化膿しないよう、すぐに動物病院を受診してください。放置しておくと、腫れがひどくなって痛みも出てきます。多頭飼いの場合、他のデグーも感染している可能性があります。「ケージを消毒する」「隔離して飼育する」などの対策が必要かもしれません。

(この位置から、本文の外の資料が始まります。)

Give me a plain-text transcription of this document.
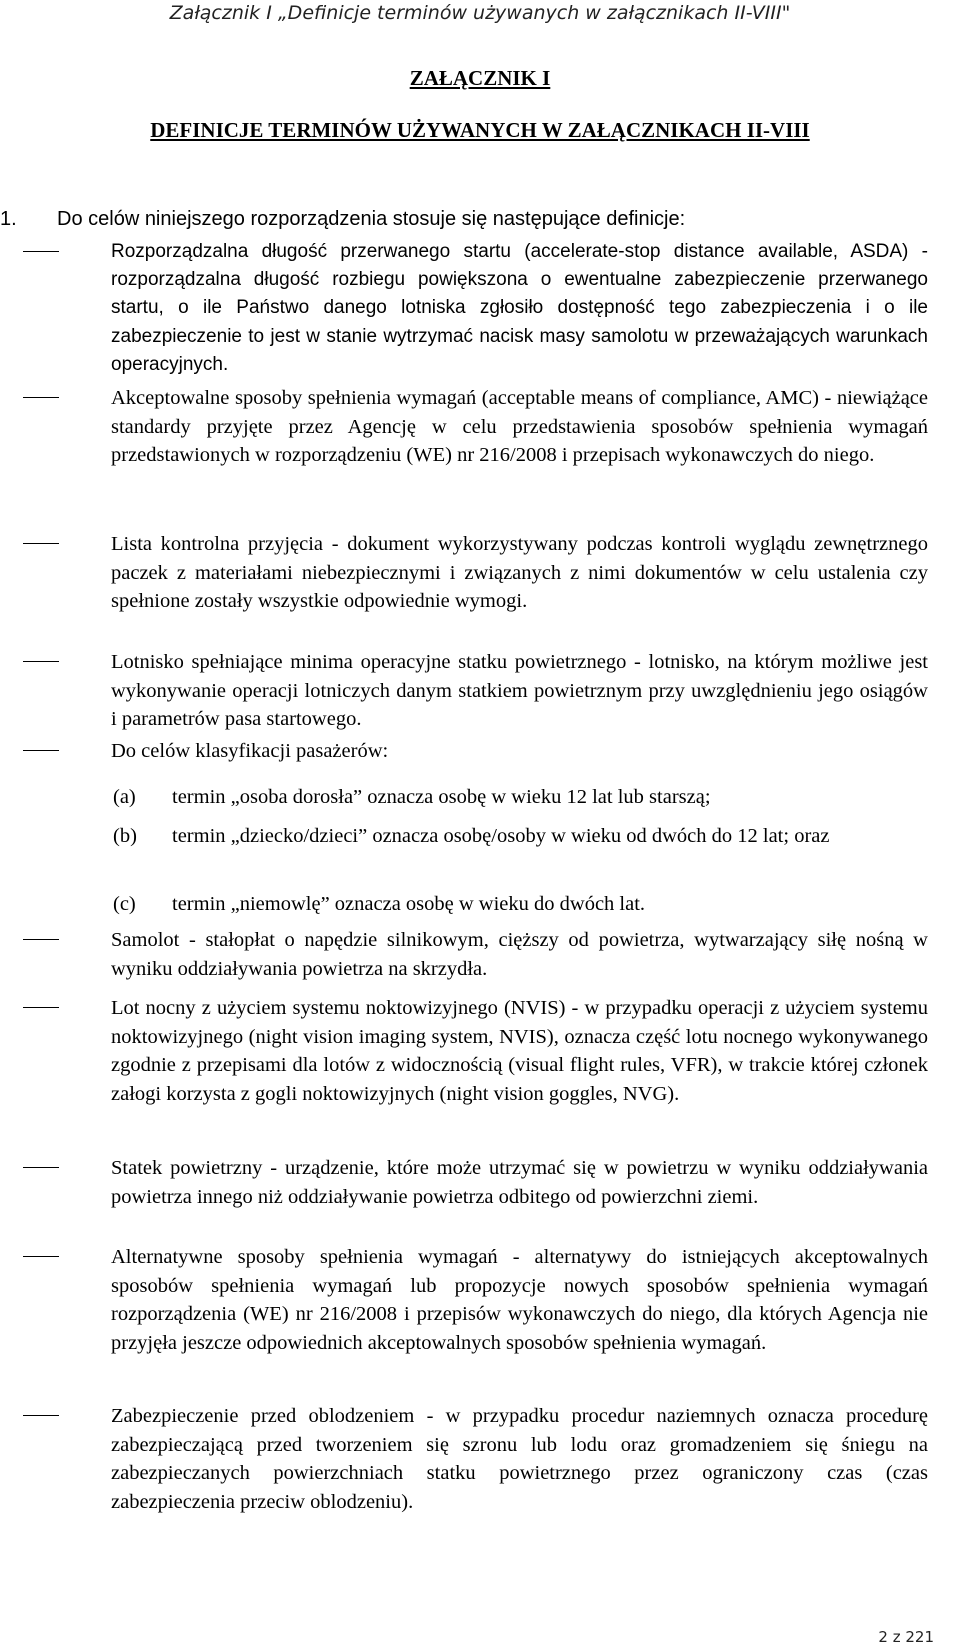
Załącznik I „Definicje terminów używanych w załącznikach II-VIII"
ZAŁĄCZNIK I
DEFINICJE TERMINÓW UŻYWANYCH W ZAŁĄCZNIKACH II-VIII
1. Do celów niniejszego rozporządzenia stosuje się następujące definicje:
Rozporządzalna długość przerwanego startu (accelerate-stop distance available, ASDA) - rozporządzalna długość rozbiegu powiększona o ewentualne zabezpieczenie przerwanego startu, o ile Państwo danego lotniska zgłosiło dostępność tego zabezpieczenia i o ile zabezpieczenie to jest w stanie wytrzymać nacisk masy samolotu w przeważających warunkach operacyjnych.
Akceptowalne sposoby spełnienia wymagań (acceptable means of compliance, AMC) - niewiążące standardy przyjęte przez Agencję w celu przedstawienia sposobów spełnienia wymagań przedstawionych w rozporządzeniu (WE) nr 216/2008 i przepisach wykonawczych do niego.
Lista kontrolna przyjęcia - dokument wykorzystywany podczas kontroli wyglądu zewnętrznego paczek z materiałami niebezpiecznymi i związanych z nimi dokumentów w celu ustalenia czy spełnione zostały wszystkie odpowiednie wymogi.
Lotnisko spełniające minima operacyjne statku powietrznego - lotnisko, na którym możliwe jest wykonywanie operacji lotniczych danym statkiem powietrznym przy uwzględnieniu jego osiągów i parametrów pasa startowego.
Do celów klasyfikacji pasażerów:
(a) termin „osoba dorosła” oznacza osobę w wieku 12 lat lub starszą;
(b) termin „dziecko/dzieci” oznacza osobę/osoby w wieku od dwóch do 12 lat; oraz
(c) termin „niemowlę” oznacza osobę w wieku do dwóch lat.
Samolot - stałopłat o napędzie silnikowym, cięższy od powietrza, wytwarzający siłę nośną w wyniku oddziaływania powietrza na skrzydła.
Lot nocny z użyciem systemu noktowizyjnego (NVIS) - w przypadku operacji z użyciem systemu noktowizyjnego (night vision imaging system, NVIS), oznacza część lotu nocnego wykonywanego zgodnie z przepisami dla lotów z widocznością (visual flight rules, VFR), w trakcie której członek załogi korzysta z gogli noktowizyjnych (night vision goggles, NVG).
Statek powietrzny - urządzenie, które może utrzymać się w powietrzu w wyniku oddziaływania powietrza innego niż oddziaływanie powietrza odbitego od powierzchni ziemi.
Alternatywne sposoby spełnienia wymagań - alternatywy do istniejących akceptowalnych sposobów spełnienia wymagań lub propozycje nowych sposobów spełnienia wymagań rozporządzenia (WE) nr 216/2008 i przepisów wykonawczych do niego, dla których Agencja nie przyjęła jeszcze odpowiednich akceptowalnych sposobów spełnienia wymagań.
Zabezpieczenie przed oblodzeniem - w przypadku procedur naziemnych oznacza procedurę zabezpieczającą przed tworzeniem się szronu lub lodu oraz gromadzeniem się śniegu na zabezpieczanych powierzchniach statku powietrznego przez ograniczony czas (czas zabezpieczenia przeciw oblodzeniu).
2 z 221
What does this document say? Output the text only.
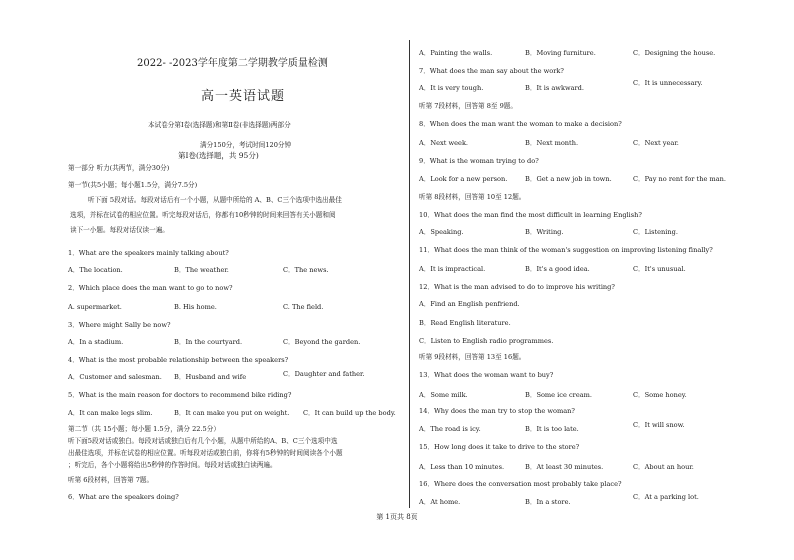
2022- -2023学年度第二学期教学质量检测
高一英语试题
本试卷分第Ⅰ卷(选择题)和第Ⅱ卷(非选择题)两部分
满分150分，考试时间120分钟
第Ⅰ卷(选择题，共 95分)
第一部分 听力(共两节，满分30分)
第一节(共5小题；每小题1.5分，满分7.5分)
听下面 5段对话。每段对话后有一个小题，从题中所给的 A、B、C三个选项中选出最佳
选项，并标在试卷的相应位置。听完每段对话后，你都有10秒钟的时间来回答有关小题和阅
读下一小题。每段对话仅读一遍。
1．What are the speakers mainly talking about?
A．The location.	B．The weather.	C．The news.
2．Which place does the man want to go to now?
A. supermarket.	B. His home.	C. The field.
3．Where might Sally be now?
A．In a stadium.	B．In the courtyard.	C．Beyond the garden.
4．What is the most probable relationship between the speakers?
A．Customer and salesman. B．Husband and wife	C．Daughter and father.
5．What is the main reason for doctors to recommend bike riding?
A．It can make legs slim.	B．It can make you put on weight. C．It can build up the body.
第二节（共 15小题；每小题 1.5分，满分 22.5分）
听下面5段对话或独白。每段对话或独白后有几个小题，从题中所给的A、B、C三个选项中选
出最佳选项，并标在试卷的相应位置。听每段对话或独白前，你将有5秒钟的时间阅读各个小题
；听完后，各个小题将给出5秒钟的作答时间。每段对话或独白读两遍。
听第 6段材料，回答第 7题。
6．What are the speakers doing?
A．Painting the walls.	B．Moving furniture.	C．Designing the house.
7．What does the man say about the work?
A．It is very tough.	B．It is awkward.
C．It is unnecessary.
听第 7段材料，回答第 8至 9题。
8．When does the man want the woman to make a decision?
A．Next week.	B．Next month.	C．Next year.
9．What is the woman trying to do?
A．Look for a new person.	B．Get a new job in town.	C．Pay no rent for the man.
听第 8段材料，回答第 10至 12题。
10．What does the man find the most difficult in learning English?
A．Speaking.	B．Writing.	C．Listening.
11．What does the man think of the woman's suggestion on improving listening finally?
A．It is impractical.	B．It's a good idea.	C．It's unusual.
12．What is the man advised to do to improve his writing?
A．Find an English penfriend.
B．Read English literature.
C．Listen to English radio programmes.
听第 9段材料，回答第 13至 16题。
13．What does the woman want to buy?
A．Some milk.	B．Some ice cream.	C．Some honey.
14．Why does the man try to stop the woman?
A．The road is icy.	B．It is too late.	C．It will snow.
15．How long does it take to drive to the store?
A．Less than 10 minutes.	B．At least 30 minutes.	C．About an hour.
16．Where does the conversation most probably take place?
A．At home.	B．In a store.
C．At a parking lot.
第 1页共 8页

真菌の治療は主に飲み薬ですが、まれに塗り薬が出されることもあります。お薬は、決められた分量と期間を守って使いましょう。ただし、デグーは真菌の飲み薬で食欲が落ちることがあります。数日間飲ませて、気になることがあれば動物病院に問い合わせましょう。
毛の抜け方も重要なヒント
出典:flickr
動物病院の皮膚病検査では、寄生している虫(ダニなど)を直接検出するだけではなく、毛を観察して原因を推測することもできます。以下の項目をチェックしましょう。
チェックポイント
- 毛が根元から抜けているのか
- 途中から切れているのか
- 毛の根元に真菌が感染していないか
- 毛と一緒に寄生虫の糞や卵が取れてきていないか
例えば、毛が途中から切れている場合、デグーが自分で毛を抜いている可能性があります。脱毛している皮膚の一部も検査すれば、さらに詳しい病気がわかります。動物病院では、デグーの皮膚の症状に合わせて、どんな検査をしたらいいのかを判断します。
換毛期は空気が汚れやすくなり、ケージの掃除も普段より大変ですが、デグーのハゲを一早く見つけてあげることで後の対応も変わってきます。可愛いデグーのためにも、たまには抜けた毛の観察をしてみてはいかがでしょうか。